- Ganjegan Location within Iran
- Coordinates: 30°55′08″N 51°42′28″E﻿ / ﻿30.91889°N 51.70778°E
- Country: Iran
- Province: Isfahan
- County: Semirom
- District: Padena-ye Olya
- Rural District: Baraftab

Population (2016)
- • Total: 379
- Time zone: UTC+3:30 (IRST)

= Ganjegan, Isfahan =

Village in Isfahan province, Iran

Ganjegan (گنجگان) (Note: Also romanized as Ganjegān; also known as Ganjegāh and Ganjekān) is a village in Baraftab Rural District of Padena-ye Olya District (Note: Formerly Danakuh Rural District) in Semirom County, Isfahan province, Iran.

==Demographics==
===Population===
At the time of the 2006 National Census, the village's population was 358 in 76 households, when it was in Padena-ye Olya Rural District of Padena District.
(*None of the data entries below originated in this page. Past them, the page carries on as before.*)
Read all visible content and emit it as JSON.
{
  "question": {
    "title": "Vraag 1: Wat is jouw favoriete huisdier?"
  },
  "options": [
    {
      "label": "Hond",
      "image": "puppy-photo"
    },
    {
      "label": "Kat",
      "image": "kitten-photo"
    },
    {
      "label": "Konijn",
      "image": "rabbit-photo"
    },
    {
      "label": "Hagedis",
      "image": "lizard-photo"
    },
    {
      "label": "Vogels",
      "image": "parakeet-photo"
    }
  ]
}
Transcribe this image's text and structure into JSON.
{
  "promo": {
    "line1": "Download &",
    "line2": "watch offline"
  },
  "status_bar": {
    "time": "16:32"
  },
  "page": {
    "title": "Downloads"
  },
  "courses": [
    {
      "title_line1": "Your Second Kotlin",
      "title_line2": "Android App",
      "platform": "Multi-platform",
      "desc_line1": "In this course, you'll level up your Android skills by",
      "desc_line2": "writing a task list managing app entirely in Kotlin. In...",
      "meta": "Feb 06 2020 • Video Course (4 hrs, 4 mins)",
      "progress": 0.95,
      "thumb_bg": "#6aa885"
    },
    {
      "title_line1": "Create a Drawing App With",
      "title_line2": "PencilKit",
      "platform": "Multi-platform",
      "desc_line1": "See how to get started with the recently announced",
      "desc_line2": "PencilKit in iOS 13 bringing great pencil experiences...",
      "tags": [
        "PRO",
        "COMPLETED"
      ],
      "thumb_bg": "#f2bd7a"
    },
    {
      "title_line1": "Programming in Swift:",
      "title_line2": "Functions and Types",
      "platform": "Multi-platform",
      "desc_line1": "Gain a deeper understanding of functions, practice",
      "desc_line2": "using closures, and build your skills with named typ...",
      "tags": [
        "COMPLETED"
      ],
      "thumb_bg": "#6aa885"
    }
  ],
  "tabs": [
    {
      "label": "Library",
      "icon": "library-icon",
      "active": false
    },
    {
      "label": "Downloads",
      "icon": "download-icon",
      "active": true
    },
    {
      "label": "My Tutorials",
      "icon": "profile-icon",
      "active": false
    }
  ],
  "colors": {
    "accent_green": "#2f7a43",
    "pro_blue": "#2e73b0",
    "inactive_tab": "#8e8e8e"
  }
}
The following census in 2011 counted 352 people in 89 households. The 2016 census measured the population of the village as 379 people in 110 households, by which time the rural district had been separated from the district in the formation of Danakuh District. (Note: Renamed Padena-ye Olya District) Ganjegan was transferred to Baraftab Rural District created in the new district.